Training
All training is tailored to the organisation in question. Prior to training, we discuss your business, and your current project. The training delivery is then customised around actual project work. Training lasts between 2-5 days.
Cost: All training is customised to the organisation. Please enquire.
Training is broken down into 4 modules as described below. The modules are each intended for different attendees as described in the appropriate section.
In general the training takes the following format:
Introduction to PrinceLite
Objective: understand the scope of PrinceLite as a complete project management methodology.
Module 1 Duration: ½ day
Target audience: project managers, programme managers, senior managers, business analysts
An end-to-end overview of PrinceLite.
- Comparing PrinceLite with P2. Leveraging your P2 investment
- Enterprise objectives, business goals, benefits traceability mapping
- A formalisation of genuine business change vs. the ‘Trojan horse’ of IT enabled business change.
- Formalising GAP analysis, project, programme and portfolio management
- Project stakeholder mapping, informal, semi-formal and formal sign-off
- High level, medium level and low level business requirements; exploring accuracy and precision
- Business modelling for IT; use cases, activity models, state modelling, wire frames, business objects, business rules
- Writing unambiguous briefs, PIDS and business requirements specifications
- The iterative project lifecycle, new milestones that deliver
Questions/tasks
Perform a current project artefact (product) audit.>
- State the artefacts you use now
- Who reads them?
- What do they contain?
- What purpose do they serve?
- Which artefacts are maintained?
Enterprise culture and organisation
Objective: understand how the culture of the enterprise and the nature of the project organisation contribute to the success or failure of any specific project.
Module 2 Duration: ½ day
Recommended target audience: programme managers, project managers, business analysts
2a.
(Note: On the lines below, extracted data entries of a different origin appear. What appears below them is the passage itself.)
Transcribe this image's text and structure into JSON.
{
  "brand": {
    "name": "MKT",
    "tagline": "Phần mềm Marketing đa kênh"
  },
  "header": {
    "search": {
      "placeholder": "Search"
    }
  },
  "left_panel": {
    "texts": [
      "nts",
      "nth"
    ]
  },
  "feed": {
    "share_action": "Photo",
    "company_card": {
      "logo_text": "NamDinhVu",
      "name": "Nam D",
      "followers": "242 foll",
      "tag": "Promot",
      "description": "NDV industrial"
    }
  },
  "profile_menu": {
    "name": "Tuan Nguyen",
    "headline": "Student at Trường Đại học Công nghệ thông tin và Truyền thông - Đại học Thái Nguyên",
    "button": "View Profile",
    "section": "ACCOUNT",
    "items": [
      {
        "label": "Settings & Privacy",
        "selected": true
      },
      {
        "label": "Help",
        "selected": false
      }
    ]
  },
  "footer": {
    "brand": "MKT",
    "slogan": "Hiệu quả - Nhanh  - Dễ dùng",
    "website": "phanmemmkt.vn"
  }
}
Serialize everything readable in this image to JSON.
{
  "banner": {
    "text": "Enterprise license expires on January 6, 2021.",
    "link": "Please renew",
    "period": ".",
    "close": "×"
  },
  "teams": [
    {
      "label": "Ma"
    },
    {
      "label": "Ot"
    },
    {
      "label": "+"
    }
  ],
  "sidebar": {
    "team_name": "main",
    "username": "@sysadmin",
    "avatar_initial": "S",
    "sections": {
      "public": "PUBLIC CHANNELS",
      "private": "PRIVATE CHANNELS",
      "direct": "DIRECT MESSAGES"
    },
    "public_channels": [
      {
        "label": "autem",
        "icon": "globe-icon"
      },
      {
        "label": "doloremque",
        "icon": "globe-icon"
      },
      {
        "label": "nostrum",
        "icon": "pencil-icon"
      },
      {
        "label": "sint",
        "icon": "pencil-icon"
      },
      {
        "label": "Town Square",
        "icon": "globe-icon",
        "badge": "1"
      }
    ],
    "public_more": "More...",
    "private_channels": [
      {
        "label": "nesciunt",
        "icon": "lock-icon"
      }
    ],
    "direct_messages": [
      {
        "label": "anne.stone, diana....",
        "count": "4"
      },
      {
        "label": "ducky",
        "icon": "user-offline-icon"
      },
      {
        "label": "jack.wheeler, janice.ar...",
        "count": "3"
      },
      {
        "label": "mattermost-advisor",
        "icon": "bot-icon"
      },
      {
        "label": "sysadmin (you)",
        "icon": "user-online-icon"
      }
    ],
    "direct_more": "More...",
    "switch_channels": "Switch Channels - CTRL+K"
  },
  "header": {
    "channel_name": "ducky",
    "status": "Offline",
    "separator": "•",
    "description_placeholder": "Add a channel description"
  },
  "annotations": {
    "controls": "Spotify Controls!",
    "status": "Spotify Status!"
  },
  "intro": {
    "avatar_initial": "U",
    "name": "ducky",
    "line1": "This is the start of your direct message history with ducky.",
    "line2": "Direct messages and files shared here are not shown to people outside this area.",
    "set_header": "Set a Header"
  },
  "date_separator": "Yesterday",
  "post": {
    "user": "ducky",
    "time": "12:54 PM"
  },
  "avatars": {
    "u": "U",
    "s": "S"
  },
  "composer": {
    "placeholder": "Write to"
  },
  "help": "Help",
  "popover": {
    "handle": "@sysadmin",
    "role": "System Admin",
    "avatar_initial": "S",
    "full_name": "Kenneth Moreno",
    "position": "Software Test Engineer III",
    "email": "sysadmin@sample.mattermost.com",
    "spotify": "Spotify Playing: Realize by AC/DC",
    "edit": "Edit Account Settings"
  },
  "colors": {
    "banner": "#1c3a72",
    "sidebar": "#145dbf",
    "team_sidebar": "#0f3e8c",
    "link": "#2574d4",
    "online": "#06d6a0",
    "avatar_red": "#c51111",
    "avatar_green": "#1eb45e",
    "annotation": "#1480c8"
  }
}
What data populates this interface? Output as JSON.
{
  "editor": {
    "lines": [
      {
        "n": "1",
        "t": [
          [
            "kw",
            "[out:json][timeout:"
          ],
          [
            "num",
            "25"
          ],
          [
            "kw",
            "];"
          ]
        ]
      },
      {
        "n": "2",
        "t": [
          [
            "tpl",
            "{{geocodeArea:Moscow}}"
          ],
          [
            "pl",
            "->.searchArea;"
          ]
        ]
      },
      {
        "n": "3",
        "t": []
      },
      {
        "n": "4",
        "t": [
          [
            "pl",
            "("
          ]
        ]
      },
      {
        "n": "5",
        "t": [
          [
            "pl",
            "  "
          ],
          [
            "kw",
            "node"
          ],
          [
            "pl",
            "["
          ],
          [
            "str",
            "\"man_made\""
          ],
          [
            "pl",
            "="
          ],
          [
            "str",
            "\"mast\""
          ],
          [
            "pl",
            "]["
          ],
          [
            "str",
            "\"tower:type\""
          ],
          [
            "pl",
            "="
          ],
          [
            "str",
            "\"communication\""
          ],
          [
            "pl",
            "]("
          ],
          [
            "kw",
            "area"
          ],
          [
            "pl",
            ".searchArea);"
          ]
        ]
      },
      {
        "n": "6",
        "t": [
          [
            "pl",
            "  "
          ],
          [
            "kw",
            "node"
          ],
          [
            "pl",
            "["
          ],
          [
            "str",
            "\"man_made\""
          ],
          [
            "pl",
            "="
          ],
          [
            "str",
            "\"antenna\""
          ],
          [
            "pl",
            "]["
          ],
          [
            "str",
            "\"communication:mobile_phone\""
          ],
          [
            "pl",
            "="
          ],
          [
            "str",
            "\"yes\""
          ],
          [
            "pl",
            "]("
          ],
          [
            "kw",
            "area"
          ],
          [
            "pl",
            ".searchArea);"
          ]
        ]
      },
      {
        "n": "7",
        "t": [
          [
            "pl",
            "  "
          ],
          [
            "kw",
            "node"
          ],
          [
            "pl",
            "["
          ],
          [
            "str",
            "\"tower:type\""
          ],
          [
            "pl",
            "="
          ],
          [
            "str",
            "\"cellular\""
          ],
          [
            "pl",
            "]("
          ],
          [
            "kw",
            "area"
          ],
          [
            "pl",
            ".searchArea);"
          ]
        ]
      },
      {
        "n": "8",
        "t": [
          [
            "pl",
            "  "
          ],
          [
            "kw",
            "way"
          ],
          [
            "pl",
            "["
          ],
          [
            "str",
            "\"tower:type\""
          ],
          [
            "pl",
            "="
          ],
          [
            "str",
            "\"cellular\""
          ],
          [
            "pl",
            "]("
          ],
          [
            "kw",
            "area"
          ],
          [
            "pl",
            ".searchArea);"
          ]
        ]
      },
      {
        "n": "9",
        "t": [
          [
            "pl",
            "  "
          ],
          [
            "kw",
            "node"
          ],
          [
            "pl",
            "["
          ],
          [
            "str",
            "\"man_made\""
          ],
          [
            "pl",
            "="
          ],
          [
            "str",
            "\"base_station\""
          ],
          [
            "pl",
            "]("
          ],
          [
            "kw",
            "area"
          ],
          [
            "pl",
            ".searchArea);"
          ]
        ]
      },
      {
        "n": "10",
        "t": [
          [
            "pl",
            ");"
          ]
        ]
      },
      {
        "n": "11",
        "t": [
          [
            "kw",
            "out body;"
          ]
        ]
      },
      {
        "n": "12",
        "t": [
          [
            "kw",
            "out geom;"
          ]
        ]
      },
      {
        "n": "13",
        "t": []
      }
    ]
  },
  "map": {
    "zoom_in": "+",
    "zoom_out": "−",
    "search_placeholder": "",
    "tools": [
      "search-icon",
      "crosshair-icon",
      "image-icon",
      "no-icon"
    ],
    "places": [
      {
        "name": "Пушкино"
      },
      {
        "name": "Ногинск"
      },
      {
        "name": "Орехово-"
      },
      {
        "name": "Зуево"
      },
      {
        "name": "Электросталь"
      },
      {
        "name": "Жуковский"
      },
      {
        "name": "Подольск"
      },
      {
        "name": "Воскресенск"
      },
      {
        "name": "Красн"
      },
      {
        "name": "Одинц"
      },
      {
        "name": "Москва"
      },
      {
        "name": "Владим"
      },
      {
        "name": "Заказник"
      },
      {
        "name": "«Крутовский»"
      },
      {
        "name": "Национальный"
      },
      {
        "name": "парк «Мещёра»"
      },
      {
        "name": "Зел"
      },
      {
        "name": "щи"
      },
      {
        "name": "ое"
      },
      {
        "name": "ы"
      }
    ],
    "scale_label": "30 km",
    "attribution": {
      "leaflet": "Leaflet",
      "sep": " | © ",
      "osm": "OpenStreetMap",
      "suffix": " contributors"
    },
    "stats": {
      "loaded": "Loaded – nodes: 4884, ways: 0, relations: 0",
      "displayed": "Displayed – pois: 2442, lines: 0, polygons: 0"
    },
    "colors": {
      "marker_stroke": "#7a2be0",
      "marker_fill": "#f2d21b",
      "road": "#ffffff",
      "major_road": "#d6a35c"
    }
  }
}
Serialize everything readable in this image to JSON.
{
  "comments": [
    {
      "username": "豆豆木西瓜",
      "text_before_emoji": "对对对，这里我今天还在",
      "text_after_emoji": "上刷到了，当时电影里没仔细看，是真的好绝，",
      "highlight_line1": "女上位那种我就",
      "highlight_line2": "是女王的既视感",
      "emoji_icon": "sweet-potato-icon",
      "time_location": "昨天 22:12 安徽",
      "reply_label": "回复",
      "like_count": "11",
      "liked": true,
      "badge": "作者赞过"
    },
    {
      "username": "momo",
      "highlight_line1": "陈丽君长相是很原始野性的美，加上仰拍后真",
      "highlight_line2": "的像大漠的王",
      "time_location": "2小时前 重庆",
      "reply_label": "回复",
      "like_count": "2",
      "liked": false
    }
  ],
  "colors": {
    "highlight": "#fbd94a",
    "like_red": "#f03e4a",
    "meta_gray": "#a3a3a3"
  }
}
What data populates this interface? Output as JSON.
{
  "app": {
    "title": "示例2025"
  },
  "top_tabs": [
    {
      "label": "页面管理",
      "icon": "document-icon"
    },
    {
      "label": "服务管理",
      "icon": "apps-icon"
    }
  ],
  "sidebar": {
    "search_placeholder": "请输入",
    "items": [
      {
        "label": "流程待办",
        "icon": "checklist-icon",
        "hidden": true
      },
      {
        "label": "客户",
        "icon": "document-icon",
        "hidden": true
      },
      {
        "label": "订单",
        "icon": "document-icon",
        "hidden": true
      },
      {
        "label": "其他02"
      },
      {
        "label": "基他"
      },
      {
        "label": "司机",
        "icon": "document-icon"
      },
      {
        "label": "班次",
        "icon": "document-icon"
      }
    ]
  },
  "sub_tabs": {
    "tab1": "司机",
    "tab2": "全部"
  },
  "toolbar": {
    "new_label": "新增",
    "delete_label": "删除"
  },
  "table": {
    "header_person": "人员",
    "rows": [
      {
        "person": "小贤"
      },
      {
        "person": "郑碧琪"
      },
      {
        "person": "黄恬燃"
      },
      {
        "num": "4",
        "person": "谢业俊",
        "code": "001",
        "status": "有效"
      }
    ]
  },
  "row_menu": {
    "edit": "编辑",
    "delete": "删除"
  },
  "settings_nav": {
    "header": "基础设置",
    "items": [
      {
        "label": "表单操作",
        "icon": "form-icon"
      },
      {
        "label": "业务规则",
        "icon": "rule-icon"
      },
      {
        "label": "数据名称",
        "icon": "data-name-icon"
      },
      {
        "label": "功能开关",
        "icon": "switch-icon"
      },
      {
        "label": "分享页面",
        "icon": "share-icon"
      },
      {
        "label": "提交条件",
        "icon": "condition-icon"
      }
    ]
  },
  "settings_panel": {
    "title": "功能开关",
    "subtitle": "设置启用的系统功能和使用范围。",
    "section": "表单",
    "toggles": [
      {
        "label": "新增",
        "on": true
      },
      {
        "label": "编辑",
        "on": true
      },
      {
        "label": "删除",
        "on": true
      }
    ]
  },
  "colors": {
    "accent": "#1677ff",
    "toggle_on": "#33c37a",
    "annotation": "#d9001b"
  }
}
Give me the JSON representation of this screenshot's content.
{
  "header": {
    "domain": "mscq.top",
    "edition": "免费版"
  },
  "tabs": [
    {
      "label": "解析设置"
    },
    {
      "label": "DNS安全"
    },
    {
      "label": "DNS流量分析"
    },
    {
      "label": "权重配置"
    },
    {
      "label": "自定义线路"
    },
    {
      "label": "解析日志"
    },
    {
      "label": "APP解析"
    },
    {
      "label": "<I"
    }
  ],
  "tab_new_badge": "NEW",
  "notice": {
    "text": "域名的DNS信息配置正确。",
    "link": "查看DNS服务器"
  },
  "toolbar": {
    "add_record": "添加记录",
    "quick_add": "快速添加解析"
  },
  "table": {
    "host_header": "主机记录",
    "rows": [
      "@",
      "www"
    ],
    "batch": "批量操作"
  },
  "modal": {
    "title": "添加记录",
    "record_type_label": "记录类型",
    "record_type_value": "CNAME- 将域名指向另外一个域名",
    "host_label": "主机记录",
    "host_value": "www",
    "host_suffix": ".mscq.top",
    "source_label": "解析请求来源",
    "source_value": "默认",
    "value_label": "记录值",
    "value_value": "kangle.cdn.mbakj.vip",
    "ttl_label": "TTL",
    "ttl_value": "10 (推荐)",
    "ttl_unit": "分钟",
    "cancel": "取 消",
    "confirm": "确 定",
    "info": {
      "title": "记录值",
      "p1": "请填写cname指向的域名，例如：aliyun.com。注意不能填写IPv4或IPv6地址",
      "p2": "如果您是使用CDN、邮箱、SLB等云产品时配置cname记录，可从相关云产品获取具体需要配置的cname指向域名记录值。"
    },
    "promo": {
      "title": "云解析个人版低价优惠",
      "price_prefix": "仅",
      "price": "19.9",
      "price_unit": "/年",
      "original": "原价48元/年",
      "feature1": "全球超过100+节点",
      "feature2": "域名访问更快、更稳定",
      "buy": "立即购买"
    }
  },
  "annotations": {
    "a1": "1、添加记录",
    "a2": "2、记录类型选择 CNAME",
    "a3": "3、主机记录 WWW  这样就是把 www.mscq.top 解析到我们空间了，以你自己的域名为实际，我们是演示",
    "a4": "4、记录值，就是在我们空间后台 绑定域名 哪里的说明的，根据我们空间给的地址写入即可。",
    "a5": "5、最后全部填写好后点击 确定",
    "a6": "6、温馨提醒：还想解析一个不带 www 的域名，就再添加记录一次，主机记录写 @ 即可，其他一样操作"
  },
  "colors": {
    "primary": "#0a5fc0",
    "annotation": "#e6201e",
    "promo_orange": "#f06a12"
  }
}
Culture
This module explores the differences between large organisations/enterprises and SMEs. We contrast the advantages/disadvantages of new projects vs. existing projects, and look at how the culture of the wider organisation affects the culture of the project. Depending on your organisation we discuss either the transformation from business requirements to technical (system) requirements in an in-house environment or through 3rd party procurement.
Where procurement is the norm, we investigate the relationship between fixed price quotes and time and materials estimates. We investigate effort estimation and the pricing of risk that arises from uncertainty.
Together we analyse different software engineering styles; from waterfall through iterative to agile. We discover the differences, the advantages and the pitfalls and understand the style that best fits your organisation.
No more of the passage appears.